I have always been aware of the work of Stephen Sondheim, and of how highly he is regarded, and
was virtually raised on the musicals "Gypsy" and "West Side Story", for which he provided the lyrics.
But other than seeing the film version of "A Funny Thing Happened On The Way To The Forum", for
which the producers apparently excised most of Sondheim's songs, and watching television broadcasts
of the Broadway productions of "Sunday In the Park With George" and "Into The Woods", I have
shamefully never attended the theatre or spun the discs for the wealth of musicals for which Stephen
Sondheim has provided both the words and the music. I don't know how I could have been so remiss
as to have avoided "Sweeney Todd", A Little Night Music", "Merrily We Roll Along", "Pacific Overtures"
and "Follies" among others.
So in reviewing this album I am very much like a virgin, touched by Sondheim for the very first time.

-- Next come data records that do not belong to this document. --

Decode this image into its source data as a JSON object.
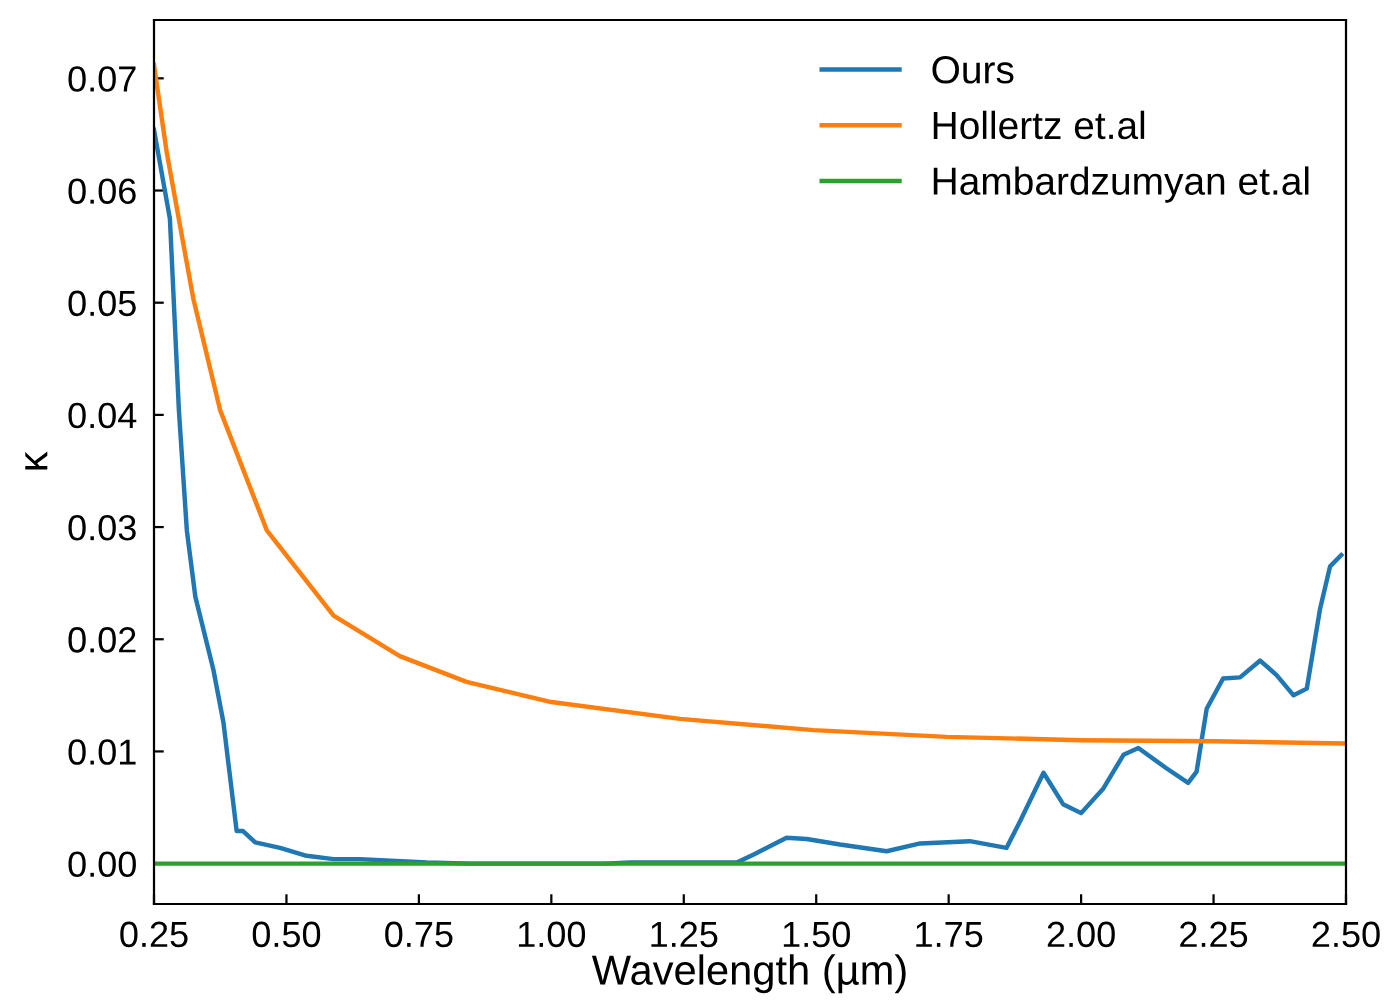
{
  "chart_data": {
    "type": "line",
    "xlabel": "Wavelength (µm)",
    "ylabel": "κ",
    "xlim": [
      0.25,
      2.5
    ],
    "ylim": [
      -0.0036,
      0.0752
    ],
    "xticks": [
      {
        "value": 0.25,
        "label": "0.25"
      },
      {
        "value": 0.5,
        "label": "0.50"
      },
      {
        "value": 0.75,
        "label": "0.75"
      },
      {
        "value": 1.0,
        "label": "1.00"
      },
      {
        "value": 1.25,
        "label": "1.25"
      },
      {
        "value": 1.5,
        "label": "1.50"
      },
      {
        "value": 1.75,
        "label": "1.75"
      },
      {
        "value": 2.0,
        "label": "2.00"
      },
      {
        "value": 2.25,
        "label": "2.25"
      },
      {
        "value": 2.5,
        "label": "2.50"
      }
    ],
    "yticks": [
      {
        "value": 0,
        "label": "0.00"
      },
      {
        "value": 0.01,
        "label": "0.01"
      },
      {
        "value": 0.02,
        "label": "0.02"
      },
      {
        "value": 0.03,
        "label": "0.03"
      },
      {
        "value": 0.04,
        "label": "0.04"
      },
      {
        "value": 0.05,
        "label": "0.05"
      },
      {
        "value": 0.06,
        "label": "0.06"
      },
      {
        "value": 0.07,
        "label": "0.07"
      }
    ],
    "grid": false,
    "legend": "top right",
    "marker": "none",
    "line_style": "solid",
    "series": [
      {
        "name": "Ours",
        "color": "#1f77b4",
        "x": [
          0.25,
          0.28,
          0.297,
          0.312,
          0.328,
          0.362,
          0.381,
          0.406,
          0.418,
          0.441,
          0.488,
          0.538,
          0.589,
          0.639,
          0.765,
          0.85,
          1.1,
          1.15,
          1.35,
          1.381,
          1.444,
          1.482,
          1.545,
          1.633,
          1.696,
          1.79,
          1.859,
          1.885,
          1.929,
          1.966,
          2.0,
          2.042,
          2.08,
          2.108,
          2.161,
          2.202,
          2.218,
          2.237,
          2.268,
          2.3,
          2.338,
          2.369,
          2.401,
          2.426,
          2.451,
          2.47,
          2.491
        ],
        "values": [
          0.0654,
          0.0575,
          0.0404,
          0.0297,
          0.0238,
          0.0173,
          0.0126,
          0.0029,
          0.0029,
          0.0019,
          0.0014,
          0.0007,
          0.0004,
          0.0004,
          0.0001,
          0,
          0,
          0.0001,
          0.0001,
          0.0008,
          0.0023,
          0.0022,
          0.0017,
          0.0011,
          0.0018,
          0.002,
          0.0014,
          0.0038,
          0.0081,
          0.0053,
          0.0045,
          0.0067,
          0.0097,
          0.0103,
          0.0085,
          0.0072,
          0.0082,
          0.0138,
          0.0165,
          0.0166,
          0.0181,
          0.0168,
          0.015,
          0.0156,
          0.0227,
          0.0265,
          0.0275
        ]
      },
      {
        "name": "Hollertz et.al",
        "color": "#ff7f0e",
        "x": [
          0.25,
          0.274,
          0.324,
          0.375,
          0.463,
          0.589,
          0.714,
          0.84,
          1.0,
          1.243,
          1.495,
          1.746,
          2.0,
          2.25,
          2.5
        ],
        "values": [
          0.0712,
          0.0634,
          0.0504,
          0.0404,
          0.0297,
          0.0221,
          0.0185,
          0.0162,
          0.0144,
          0.0129,
          0.0119,
          0.0113,
          0.011,
          0.0109,
          0.0107
        ]
      },
      {
        "name": "Hambardzumyan et.al",
        "color": "#2ca02c",
        "x": [
          0.25,
          2.5
        ],
        "values": [
          0,
          0
        ]
      }
    ]
  }
}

And not only virginal, but wistful too, as I must have been in melancholy mood when listening to
these wonderful songs because I was genuinely moved – despite my renowned heart of stone - and
it's not only Sondheim's brilliance of invention, but the extraordinarily effective performances
gathered together here which I found so touching. I was familiar with Glynis John's affecting original
rendition of "Send In the Clowns", but Cleo Lane's performance here is so warm, so winning – and
what price the nostalgic "I Remember", sung by David Kernan, whose intimate delivery is perfection –
or the similarly toned "Liaisons", immaculately sung by Hermione Gingold. In truth all the
performances here – gathered from recordings made between 1975 and 1993 – are impeccable,
perhaps not surprising given the magical and illusive nature of the composer's muse. Of course this
album is designed to represent the soulful side of Sondheim - the romantic, the sad and the nostalgic
– so an air of longing endures. But although this is an album of collected ballads there are few "big
tunes" of the sort we might associate with, say, Richard Rodgers, yet nevertheless the listener gains
an enviable canon of Sondheim lyrics, infused with introspection and melancholy, and touching on
many universal truths, perfectly served by his melodic lines.
This is a disc surely to be snapped-up by Sondheim completists … but it is a wonderfully endearing
album in itself … and recommended to all who have romance in their soul or nostalgia in their hearts.